Verschiedene Malariaformen Überträger sind weibliche Stechmücken der Gattung Anopheles, die umgangssprachlich unter dem Namen Moskito bekannt sind. Beim Blutsaugen infizieren sie den Menschen als ihren einzig relevanten Wirt mit Protozoen der Gattung Plasmodium (P.). Es existieren verschiedene Plasmodienarten, wobei P. falciparum, P. ovale, P. vivax, P. malariae und in Südostasien P. knowlesi humanpathogen sind. Die verschiedenen Plasmodienarten lösen verschiedene Formen der Malaria aus, die sich durch eine unterschiedliche Symptomatik auszeichnen. Die meisten der Betroffenen (81 Prozent) erkranken an der Malaria tropica (Erreger P. falciparum).

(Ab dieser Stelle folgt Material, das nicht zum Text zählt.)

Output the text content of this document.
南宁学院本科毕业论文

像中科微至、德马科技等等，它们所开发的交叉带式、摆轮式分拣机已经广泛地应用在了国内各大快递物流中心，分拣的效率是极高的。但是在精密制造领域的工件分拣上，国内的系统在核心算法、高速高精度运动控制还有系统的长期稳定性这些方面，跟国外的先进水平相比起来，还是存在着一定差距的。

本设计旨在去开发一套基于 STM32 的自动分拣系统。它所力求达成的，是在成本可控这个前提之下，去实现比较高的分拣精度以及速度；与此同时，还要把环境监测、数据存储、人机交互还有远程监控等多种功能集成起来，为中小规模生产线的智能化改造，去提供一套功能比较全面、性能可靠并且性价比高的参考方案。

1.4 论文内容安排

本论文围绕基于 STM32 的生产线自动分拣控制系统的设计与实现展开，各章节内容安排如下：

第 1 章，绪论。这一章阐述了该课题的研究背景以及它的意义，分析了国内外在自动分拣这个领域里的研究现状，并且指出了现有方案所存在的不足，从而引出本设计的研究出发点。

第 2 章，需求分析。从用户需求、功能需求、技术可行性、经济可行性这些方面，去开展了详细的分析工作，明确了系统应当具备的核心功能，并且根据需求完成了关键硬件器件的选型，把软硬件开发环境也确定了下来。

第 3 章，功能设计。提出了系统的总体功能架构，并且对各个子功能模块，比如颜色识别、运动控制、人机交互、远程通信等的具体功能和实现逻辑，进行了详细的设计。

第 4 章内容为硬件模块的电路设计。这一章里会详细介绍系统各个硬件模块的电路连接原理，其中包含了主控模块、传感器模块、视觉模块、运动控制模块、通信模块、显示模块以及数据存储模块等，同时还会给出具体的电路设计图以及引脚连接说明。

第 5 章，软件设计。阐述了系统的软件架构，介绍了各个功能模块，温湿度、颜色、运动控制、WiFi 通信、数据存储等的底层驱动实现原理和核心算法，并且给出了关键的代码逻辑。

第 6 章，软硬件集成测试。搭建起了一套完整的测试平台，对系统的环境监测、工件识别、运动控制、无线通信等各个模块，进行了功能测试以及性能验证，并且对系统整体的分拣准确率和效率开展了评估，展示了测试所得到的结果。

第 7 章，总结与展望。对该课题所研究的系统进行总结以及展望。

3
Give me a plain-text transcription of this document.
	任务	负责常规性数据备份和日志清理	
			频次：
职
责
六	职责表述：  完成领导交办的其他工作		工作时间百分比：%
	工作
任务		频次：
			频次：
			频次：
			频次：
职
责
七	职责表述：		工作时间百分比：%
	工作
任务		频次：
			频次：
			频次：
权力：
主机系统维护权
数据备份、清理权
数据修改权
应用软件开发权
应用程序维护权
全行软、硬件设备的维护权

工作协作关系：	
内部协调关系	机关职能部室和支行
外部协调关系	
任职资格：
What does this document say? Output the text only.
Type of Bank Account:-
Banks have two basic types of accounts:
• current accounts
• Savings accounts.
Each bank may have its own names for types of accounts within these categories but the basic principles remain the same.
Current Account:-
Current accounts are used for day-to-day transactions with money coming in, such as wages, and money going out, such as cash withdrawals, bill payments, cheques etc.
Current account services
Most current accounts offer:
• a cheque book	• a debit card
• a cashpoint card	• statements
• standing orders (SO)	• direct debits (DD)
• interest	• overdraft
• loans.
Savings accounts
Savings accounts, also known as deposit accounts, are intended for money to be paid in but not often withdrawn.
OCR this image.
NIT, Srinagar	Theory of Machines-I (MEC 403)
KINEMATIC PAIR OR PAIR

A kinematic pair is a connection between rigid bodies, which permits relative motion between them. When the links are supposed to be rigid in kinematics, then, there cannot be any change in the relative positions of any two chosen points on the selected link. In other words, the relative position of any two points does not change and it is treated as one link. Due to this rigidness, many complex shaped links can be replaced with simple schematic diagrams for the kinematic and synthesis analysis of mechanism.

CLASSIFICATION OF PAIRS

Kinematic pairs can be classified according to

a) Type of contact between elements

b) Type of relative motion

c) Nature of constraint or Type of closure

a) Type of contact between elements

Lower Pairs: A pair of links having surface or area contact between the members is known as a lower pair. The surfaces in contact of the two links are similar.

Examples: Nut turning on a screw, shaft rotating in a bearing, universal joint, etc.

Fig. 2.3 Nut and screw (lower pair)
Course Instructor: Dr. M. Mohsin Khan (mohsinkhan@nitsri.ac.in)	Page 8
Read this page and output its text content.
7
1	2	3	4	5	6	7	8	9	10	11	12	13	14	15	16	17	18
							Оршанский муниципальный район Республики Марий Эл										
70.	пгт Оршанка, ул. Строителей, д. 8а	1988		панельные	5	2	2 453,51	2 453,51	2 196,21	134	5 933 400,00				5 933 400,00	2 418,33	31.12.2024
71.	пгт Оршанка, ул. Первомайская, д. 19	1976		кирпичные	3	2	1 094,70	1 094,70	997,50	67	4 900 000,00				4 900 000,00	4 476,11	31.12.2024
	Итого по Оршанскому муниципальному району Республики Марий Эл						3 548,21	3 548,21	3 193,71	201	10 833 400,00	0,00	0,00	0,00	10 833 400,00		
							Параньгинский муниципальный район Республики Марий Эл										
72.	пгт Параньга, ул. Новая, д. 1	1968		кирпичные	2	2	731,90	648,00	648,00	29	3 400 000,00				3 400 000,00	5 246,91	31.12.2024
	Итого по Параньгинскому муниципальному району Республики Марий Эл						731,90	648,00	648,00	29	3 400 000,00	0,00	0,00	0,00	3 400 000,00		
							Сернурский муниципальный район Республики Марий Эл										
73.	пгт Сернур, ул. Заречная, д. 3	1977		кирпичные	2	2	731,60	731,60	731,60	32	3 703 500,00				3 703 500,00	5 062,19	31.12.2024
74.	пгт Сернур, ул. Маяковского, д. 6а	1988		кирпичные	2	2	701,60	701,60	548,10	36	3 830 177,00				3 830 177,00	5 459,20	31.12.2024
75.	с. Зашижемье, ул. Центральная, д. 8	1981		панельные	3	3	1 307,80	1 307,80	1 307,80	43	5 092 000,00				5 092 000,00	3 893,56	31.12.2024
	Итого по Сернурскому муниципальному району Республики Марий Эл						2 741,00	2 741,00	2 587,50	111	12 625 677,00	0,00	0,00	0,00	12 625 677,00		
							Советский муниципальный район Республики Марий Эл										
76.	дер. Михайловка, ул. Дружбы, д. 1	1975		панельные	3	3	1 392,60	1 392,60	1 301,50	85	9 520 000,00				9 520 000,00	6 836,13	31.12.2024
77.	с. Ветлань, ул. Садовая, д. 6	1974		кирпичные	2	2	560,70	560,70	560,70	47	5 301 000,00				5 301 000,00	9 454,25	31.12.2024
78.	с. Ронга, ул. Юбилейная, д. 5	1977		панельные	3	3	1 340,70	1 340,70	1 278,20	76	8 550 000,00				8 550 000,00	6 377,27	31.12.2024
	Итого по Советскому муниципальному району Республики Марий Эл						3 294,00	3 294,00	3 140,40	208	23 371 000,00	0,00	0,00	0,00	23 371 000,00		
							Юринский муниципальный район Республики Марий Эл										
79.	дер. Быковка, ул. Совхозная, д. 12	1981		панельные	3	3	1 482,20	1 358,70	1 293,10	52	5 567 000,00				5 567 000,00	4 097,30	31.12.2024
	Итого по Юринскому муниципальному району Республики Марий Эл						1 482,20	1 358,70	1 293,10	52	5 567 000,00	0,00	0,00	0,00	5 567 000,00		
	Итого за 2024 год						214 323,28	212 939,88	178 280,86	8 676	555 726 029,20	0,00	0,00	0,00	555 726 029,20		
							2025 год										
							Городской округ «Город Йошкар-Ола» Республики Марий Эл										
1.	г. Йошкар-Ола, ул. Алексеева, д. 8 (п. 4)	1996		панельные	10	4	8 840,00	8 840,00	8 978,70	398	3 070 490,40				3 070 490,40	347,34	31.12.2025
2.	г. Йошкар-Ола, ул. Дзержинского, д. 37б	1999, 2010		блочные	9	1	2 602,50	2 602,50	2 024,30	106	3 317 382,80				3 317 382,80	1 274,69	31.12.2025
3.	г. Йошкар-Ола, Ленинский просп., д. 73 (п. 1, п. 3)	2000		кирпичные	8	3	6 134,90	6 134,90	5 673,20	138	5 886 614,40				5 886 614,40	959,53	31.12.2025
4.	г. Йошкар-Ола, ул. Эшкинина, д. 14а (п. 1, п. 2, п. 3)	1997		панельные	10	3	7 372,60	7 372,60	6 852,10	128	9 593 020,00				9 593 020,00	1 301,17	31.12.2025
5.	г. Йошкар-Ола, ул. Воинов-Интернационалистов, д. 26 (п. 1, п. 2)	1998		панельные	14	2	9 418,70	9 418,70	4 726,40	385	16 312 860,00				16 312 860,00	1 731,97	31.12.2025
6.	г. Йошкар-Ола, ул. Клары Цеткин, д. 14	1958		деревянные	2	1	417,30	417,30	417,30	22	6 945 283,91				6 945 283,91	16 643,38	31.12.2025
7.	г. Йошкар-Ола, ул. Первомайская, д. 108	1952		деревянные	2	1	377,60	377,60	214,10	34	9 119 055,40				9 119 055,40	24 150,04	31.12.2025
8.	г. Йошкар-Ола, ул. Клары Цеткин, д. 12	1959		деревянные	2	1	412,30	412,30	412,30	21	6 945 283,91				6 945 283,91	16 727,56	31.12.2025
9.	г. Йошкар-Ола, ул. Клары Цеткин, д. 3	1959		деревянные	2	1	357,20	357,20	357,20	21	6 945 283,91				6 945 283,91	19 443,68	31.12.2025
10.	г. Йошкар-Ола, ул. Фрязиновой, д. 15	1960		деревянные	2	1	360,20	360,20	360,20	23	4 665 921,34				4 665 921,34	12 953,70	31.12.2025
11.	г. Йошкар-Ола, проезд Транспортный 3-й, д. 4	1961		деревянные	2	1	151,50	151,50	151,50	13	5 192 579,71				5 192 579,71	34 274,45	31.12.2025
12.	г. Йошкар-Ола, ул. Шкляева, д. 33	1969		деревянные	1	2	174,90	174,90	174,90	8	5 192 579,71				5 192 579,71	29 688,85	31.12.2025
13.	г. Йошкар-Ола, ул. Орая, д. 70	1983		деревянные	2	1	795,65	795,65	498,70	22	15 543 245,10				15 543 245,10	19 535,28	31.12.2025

Dabei handelt es sich um die gefährlichste Art, die unbehandelt in bis zu 20 Prozent der Fälle zum Tod führen kann.
Die Symptome sind vielgestaltig und nicht immer eindeutig einer Malaria zuzuordnen. Häufig kommt es anfangs zu Abgeschlagenheit, Kopf- und Gliederschmerzen, Durchfällen und unregelmäßigen fieberhaften Temperaturen. Wechselfieberverläufe sind nicht zu verzeichnen. Diese sind hingegen typisch für die sehr viel seltenere Malaria tertiana (Erreger P. ovale und P. vivax), die lediglich in sieben Prozent der Fälle registriert wird und nur selten tödlich verläuft. Diese Form ist durch rhythmische Fieberanfälle charakterisiert, die alle 48 Stunden auftreten. Ebenso zeichnet sich die äußerst selten auftretende Malaria quartana (Erreger P. malariae) durch rhythmisches Fieber aus, das aber einem 72-Stunden-Rhythmus unterliegt.